Teens suffer so much anxiety before addressing the court about custody that they may never forget the experience. Here’s how judges and family lawyers can help.
Time was when a child went through a teenage rite of passage with the elders of his or her clan. Such a rite of passage might have included learning a prayer, an important dance, or going off into the woods on a solo adventure/journey.
In modern times, the rite of passage has increasingly been one in which kids come to the courthouse to talk to judges about their living situations. Most judges don’t blatantly ask the children with whom they might like to live, but they will ask them a variety of other questions about who does the majority of the parenting and with whom they have the closest feelings of warmth and love; some judges might just ask a child where they prefer to live as well.
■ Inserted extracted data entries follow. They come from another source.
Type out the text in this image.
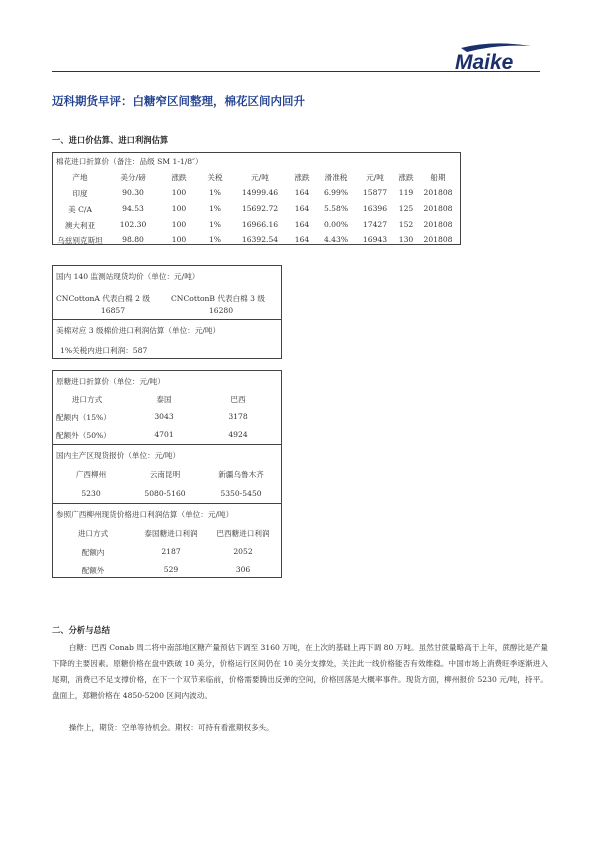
Maike
迈科期货早评：白糖窄区间整理，棉花区间内回升
一、进口价估算、进口利润估算
棉花进口折算价（备注：品级 SM 1-1/8″）
产地	美分/磅	涨跌	关税	元/吨	涨跌 滑准税 元/吨 涨跌 船期
印度	90.30	100	1%	14999.46 164 6.99% 15877 119 201808
美 C/A	94.53	100	1%	15692.72 164 5.58% 16396 125 201808
澳大利亚	102.30	100	1%	16966.16 164 0.00% 17427 152 201808
乌兹别克斯坦	98.80	100	1%	16392.54 164 4.43% 16943 130 201808
国内 140 监测站现货均价（单位：元/吨）
CNCottonA 代表白棉 2 级	CNCottonB 代表白棉 3 级
16857	16280
美棉对应 3 级棉价进口利润估算（单位：元/吨）
1%关税内进口利润：587
原糖进口折算价（单位：元/吨）
进口方式	泰国	巴西
配额内（15%）	3043	3178
配额外（50%）	4701	4924
国内主产区现货报价（单位：元/吨）
广西柳州	云南昆明	新疆乌鲁木齐
5230	5080-5160	5350-5450
参照广西柳州现货价格进口利润估算（单位：元/吨）
进口方式	泰国糖进口利润 巴西糖进口利润
配额内	2187	2052
配额外	529	306
二、分析与总结

白糖：巴西 Conab 周二将中南部地区糖产量预估下调至 3160 万吨，在上次的基础上再下调 80 万吨。虽然甘蔗量略高于上年，蔗醇比是产量下降的主要因素。原糖价格在盘中跌破 10 美分，价格运行区间仍在 10 美分支撑处，关注此一线价格能否有效维稳。中国市场上消费旺季逐渐进入尾期，消费已不足支撑价格，在下一个双节来临前，价格需要腾出反弹的空间，价格回落是大概率事件。现货方面，柳州报价 5230 元/吨，持平。盘面上，郑糖价格在 4850-5200 区间内波动。

操作上，期货：空单等待机会。期权：可持有看涨期权多头。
Teens Addressing the Court: Sufficient Age and Capacity to Reason
The CA Family Code, section 3042, is not unlike the code sections of many other states. It requires that the Court hear from a 14-year-old child regarding their preferences (assuming they want to state a preference) and may allow a child under 14 to state a preference, either in Court or to another person the Court appoints.
California Family Code Section 3042 (a) requires that: “If a child is of sufficient age and capacity to reason so as to form an intelligent preference as to custody or visitation, the court shall consider, and give due weight to, the wishes of the child in making an order granting or modifying custody or visitation.”